Lesson 4: pilot and feasibility studies are a critical part of developing tools and assessing feasibility

In all the case studies there was a pilot or feasibility study to review various aspects of feasibility. The researchers learned that while a tool may be developed scientifically, the feasibility of implementation must also be assessed with the participation of the end-user, e.g., nurses, teachers, or community rehabilitation workers. For example, with the hearing screening protocol in case study 1, the researchers learned that the tool met the needs of nurses and was practically implementable. However, researchers also learned that there were limitations in the procedural aspects of implementation which impacted negatively on the sensitivity of the protocol. Similarly, in case study 2, the pilot study [20] informed the design of an RCT through assessing the potential treatment effect of the CCR intervention as well as the feasibility of recruiting and retaining participants. The study concluded that an RCT was feasible subject to strengthening several procedural aspects of the process.

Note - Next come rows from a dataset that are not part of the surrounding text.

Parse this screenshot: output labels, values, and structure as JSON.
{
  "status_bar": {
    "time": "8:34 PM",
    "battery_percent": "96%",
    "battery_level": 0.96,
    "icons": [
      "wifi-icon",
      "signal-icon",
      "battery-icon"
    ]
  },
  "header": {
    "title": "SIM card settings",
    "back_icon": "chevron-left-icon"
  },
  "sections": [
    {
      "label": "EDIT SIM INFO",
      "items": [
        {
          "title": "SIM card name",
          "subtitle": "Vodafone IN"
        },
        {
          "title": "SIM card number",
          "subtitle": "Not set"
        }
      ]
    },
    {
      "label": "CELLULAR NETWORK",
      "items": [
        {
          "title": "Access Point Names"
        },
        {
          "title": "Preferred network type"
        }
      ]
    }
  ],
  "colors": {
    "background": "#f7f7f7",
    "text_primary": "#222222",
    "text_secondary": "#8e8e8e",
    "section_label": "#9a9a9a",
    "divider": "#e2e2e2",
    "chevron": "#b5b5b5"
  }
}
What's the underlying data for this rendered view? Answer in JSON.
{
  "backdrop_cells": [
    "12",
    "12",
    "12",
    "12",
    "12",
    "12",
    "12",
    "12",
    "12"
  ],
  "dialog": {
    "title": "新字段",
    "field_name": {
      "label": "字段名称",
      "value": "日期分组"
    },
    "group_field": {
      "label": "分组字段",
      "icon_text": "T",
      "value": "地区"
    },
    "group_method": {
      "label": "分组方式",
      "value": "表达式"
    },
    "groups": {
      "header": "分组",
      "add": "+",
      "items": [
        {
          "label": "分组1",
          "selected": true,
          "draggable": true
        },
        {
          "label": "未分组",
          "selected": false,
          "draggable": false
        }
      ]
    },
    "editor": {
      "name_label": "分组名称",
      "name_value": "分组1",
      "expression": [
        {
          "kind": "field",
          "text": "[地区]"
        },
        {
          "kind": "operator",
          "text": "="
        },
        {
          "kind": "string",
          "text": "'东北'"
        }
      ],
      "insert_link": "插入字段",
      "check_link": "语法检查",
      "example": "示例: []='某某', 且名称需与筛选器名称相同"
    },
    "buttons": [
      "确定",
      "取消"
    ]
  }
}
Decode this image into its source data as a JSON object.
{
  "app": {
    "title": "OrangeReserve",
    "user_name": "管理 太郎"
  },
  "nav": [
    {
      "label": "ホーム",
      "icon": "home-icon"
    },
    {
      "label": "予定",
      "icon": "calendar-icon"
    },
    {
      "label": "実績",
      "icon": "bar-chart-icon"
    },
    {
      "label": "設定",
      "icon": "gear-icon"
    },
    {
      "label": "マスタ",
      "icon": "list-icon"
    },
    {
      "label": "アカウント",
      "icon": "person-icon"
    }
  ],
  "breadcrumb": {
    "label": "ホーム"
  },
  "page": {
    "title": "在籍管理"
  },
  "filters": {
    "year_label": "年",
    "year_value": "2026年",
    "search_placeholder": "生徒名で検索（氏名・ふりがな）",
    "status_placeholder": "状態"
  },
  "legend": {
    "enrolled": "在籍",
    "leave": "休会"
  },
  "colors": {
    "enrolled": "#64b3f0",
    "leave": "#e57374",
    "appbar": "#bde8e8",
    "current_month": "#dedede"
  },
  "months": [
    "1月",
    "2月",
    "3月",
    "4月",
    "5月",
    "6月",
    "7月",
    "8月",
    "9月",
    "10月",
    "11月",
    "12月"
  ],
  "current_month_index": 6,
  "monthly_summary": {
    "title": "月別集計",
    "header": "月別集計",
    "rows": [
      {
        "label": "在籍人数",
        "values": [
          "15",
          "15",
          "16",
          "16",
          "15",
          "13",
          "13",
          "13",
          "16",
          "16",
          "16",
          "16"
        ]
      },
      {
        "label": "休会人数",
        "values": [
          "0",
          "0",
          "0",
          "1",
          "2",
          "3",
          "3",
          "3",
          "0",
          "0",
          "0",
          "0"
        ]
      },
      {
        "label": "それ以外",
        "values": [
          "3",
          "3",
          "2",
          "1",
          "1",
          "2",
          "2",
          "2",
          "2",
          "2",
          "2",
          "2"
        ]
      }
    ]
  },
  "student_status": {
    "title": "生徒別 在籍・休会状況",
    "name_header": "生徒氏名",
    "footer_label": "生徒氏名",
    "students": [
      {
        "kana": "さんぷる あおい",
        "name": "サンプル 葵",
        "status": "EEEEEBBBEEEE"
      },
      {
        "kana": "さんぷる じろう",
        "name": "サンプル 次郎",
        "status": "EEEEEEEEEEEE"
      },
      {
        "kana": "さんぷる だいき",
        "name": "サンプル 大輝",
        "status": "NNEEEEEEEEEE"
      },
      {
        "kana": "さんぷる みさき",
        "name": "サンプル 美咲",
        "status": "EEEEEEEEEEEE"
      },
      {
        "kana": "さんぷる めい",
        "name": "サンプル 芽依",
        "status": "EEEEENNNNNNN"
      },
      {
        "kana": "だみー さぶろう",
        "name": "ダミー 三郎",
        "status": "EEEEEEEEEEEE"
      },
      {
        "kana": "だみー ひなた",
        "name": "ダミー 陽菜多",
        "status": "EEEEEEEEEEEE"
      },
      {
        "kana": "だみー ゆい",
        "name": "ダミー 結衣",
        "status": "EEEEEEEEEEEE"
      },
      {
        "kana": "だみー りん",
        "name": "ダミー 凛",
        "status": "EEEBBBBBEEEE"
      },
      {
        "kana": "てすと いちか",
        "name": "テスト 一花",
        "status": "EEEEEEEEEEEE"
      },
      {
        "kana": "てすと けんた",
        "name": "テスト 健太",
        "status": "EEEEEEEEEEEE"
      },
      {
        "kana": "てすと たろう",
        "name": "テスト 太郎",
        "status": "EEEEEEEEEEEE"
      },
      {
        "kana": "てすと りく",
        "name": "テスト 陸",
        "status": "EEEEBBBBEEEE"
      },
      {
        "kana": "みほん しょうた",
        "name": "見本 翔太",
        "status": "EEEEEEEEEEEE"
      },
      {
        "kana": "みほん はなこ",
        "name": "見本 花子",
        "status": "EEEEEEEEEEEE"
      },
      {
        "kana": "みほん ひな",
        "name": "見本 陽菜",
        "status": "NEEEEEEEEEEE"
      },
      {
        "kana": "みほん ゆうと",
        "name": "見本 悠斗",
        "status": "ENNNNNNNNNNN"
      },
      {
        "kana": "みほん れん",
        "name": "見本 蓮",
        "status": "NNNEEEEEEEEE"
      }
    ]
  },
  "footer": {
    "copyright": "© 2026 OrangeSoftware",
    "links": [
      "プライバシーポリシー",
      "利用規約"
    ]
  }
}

The pilot study of RHIT aimed at assessing the applicability of the tool by community rehabilitation workers with the population of persons with disabilities. The findings of the study helped the researcher and community rehabilitation workers to understand that the tool was part of a dynamic interactive process with persons with disabilities rather than a once-off information-gathering tool [27]. In contexts where tools are in the early stages of development, pilot and feasibility studies have been invaluable. Typically, they are smaller-scale studies that are more cost-effective and manageable and yield findings that address early-stage challenges, thus contributing to developing sustainable interventions.

Lesson 5: the goal is to develop practical, usable tools and protocols

Each of the case studies demonstrated that it was feasible to develop tools that could be implemented practically. This goal has been achieved through relatively small-scale studies that show that systematic, scientific tool development is practical and possible — even within resource-constrained environments. The participatory approach provided an avenue to strengthen the relationships between researchers, service providers, patients, and end-users to work collaboratively to address the challenge of equitable health service delivery. While integrating tools into service delivery is a longer-term process that requires the interaction between policymakers, service users and providers, and researchers, these studies highlight that researchers have a key role to play in strengthening contextualized service delivery.

Conclusion

The development of tools is a critical part of strengthening public health systems, particularly in the Global South. The case studies illustrate that it is both practical and possible to use scientific approaches to advance the development of tools and assess the feasibility of implementation through pilot and feasibility studies. The participatory approach to co-producing tools contributed to developing tools that were more responsive to contextual needs. Community-based rehabilitation service delivery is a growing critical international need and the scientific development of contextually relevant tools will contribute to addressing this service delivery challenge.